Hand in a file rowsBestRest.md containing the first 4 and the last 4 rows in that sort. You should be seeing something like the following (i.e. the best rws have lowest weight , faster acceleration, longest miles per hour).

cylinder  displacmnt  hpower  <weight  >acceltn  model  origin  >mpg
best 4 >85 <46 1975 19.4 >81 3 40
best 4 >85 <65 1985 21.5 >78 2 40
best 4 >85 <65 2085 21.7 >80 2 40
best 4 >96 <65 2130 24.6 >82 2 40
.. . ... ... ... ... .. ... ... ...
worst 8 >383 >165 4746 12 <71 1 10
worst 8 >3835 >165 4951 11 <73 1 10
worst 8 >383 >165 4952 11.5 <73 1 10
worst 8 >383 >165 4955 11.5 <71 1 10
minimize maximize maximize

(And you do not need to copy the above format exactly. Near enough is good enough)

Step 5: Look at Envy amongst the centroids

Just compare the centroids of each cluster (mean/mode values)

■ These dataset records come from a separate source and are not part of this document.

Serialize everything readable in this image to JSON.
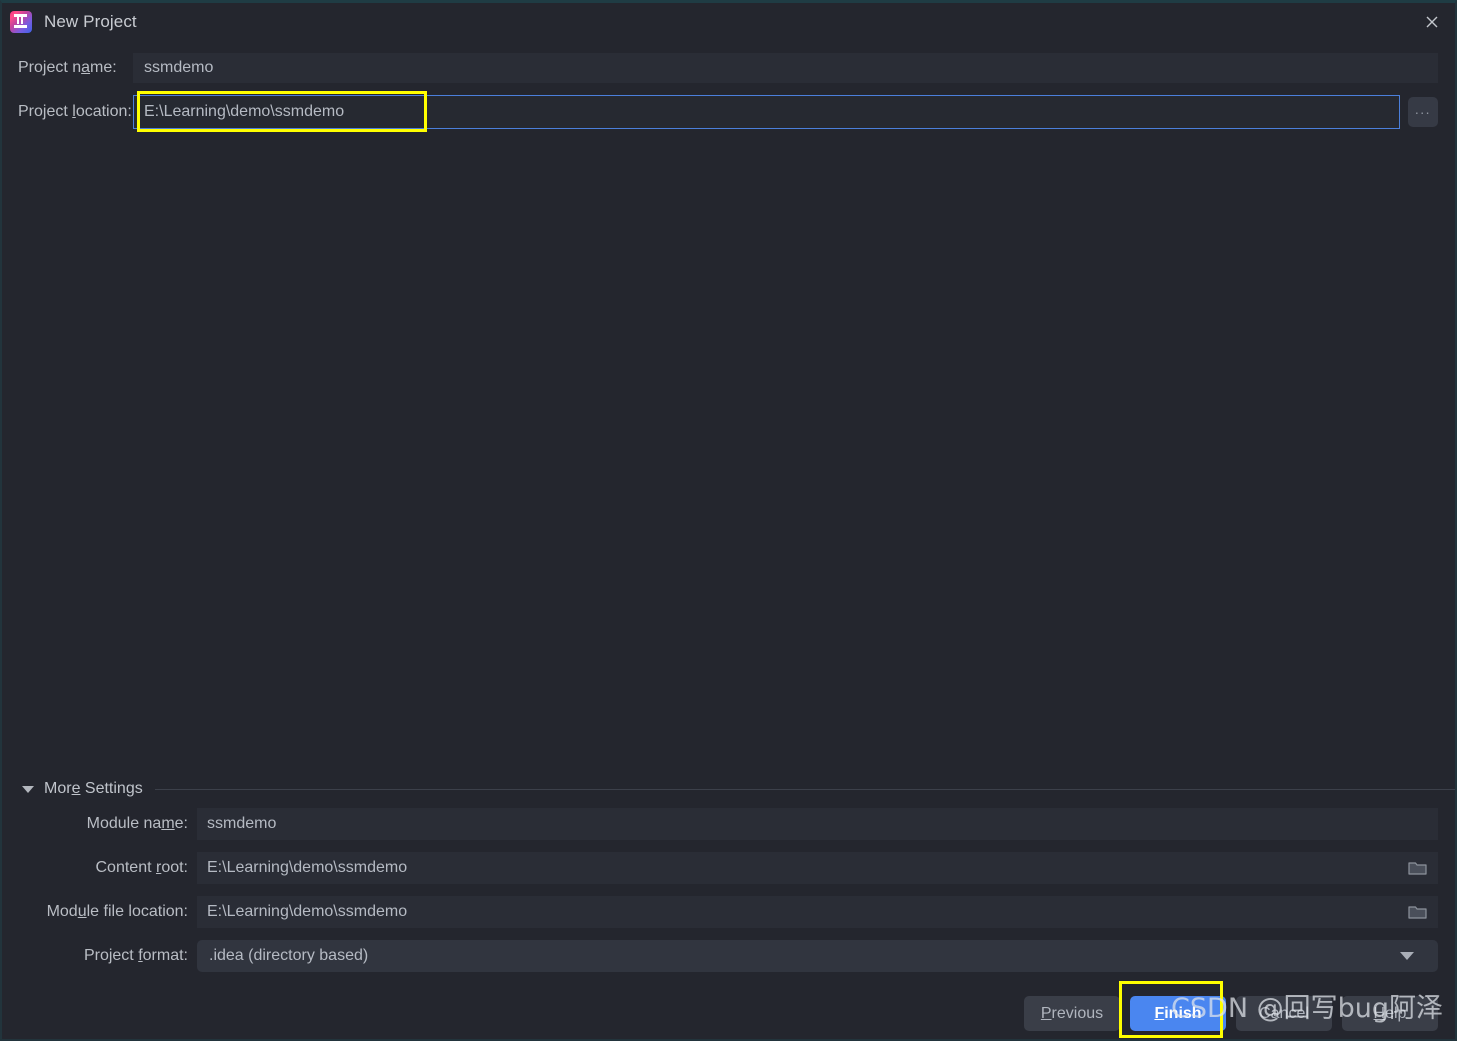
{
  "window": {
    "title": "New Project",
    "logo_icon": "intellij-idea-logo",
    "close_icon": "close-icon"
  },
  "form": {
    "project_name": {
      "label": "Project name:",
      "value": "ssmdemo",
      "mnemonic_index": 10
    },
    "project_location": {
      "label": "Project location:",
      "value": "E:\\Learning\\demo\\ssmdemo",
      "browse_label": "...",
      "browse_icon": "ellipsis-icon"
    }
  },
  "more_settings": {
    "label": "More Settings",
    "expanded": true,
    "arrow_icon": "chevron-down-icon",
    "fields": [
      {
        "label": "Module name:",
        "value": "ssmdemo",
        "type": "text"
      },
      {
        "label": "Content root:",
        "value": "E:\\Learning\\demo\\ssmdemo",
        "type": "text-with-browse",
        "browse_icon": "folder-icon"
      },
      {
        "label": "Module file location:",
        "value": "E:\\Learning\\demo\\ssmdemo",
        "type": "text-with-browse",
        "browse_icon": "folder-icon"
      },
      {
        "label": "Project format:",
        "value": ".idea (directory based)",
        "type": "combobox",
        "arrow_icon": "chevron-down-icon"
      }
    ]
  },
  "buttons": {
    "previous": "Previous",
    "finish": "Finish",
    "cancel": "Cancel",
    "help": "Help"
  },
  "annotations": {
    "highlight_color": "#ffff00",
    "targets": [
      "project-location-input",
      "finish-button"
    ]
  },
  "watermark": {
    "text": "CSDN @回写bug阿泽"
  },
  "colors": {
    "dialog_background": "#24262e",
    "field_background": "#2a2d36",
    "accent_blue": "#4a86f0",
    "focus_border": "#4b7fdb",
    "text": "#b9bdc4",
    "window_border": "#1f3c44"
  }
}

This is a heuristic to decide which two clusters we will comapre

Note that there will be one cluster that we will never contrast (the best cluster).

Step6 Learn a Contrast Set

For the auto.csv data, cluster the data. For each cluster, build a two class data set:

  • class1= this cluster
  • class2= the cluster you most envy

Learn a decision tree that seperates the two clusters.

  • Important: learn from all the data in cluster1 and cluster2 (not just the centroids)

Hand in a file trees.md showing a print out of the trees

Hand in a file comment.md: good knowledge is succinct knowledge. Are the trees generated in this homework "good"?

Step 7: Comment on Local vs Global Reasoning:

You have just built a local reasoner that produces N different models for each N clusters.

The opposite approach would be to build one global by, say:

  • Rank each row by how much it dominates everyone else
  • Build a two class system: one for the best 20% rows, one for the 80% rest
  • Learn a tree from those classes

The great philosopher of knowledge Suvodeep Majumder, has comments on the value of local vs global reasoning in sections 2.1 and 2,2. Read those sections and hand in a file comment2.txt about a page of ascii text commenting on the value (or otherwise) of your local reasoner versus a more global approach. Feel free with disagree with Suvodeep. After all, he only did this class a year ago.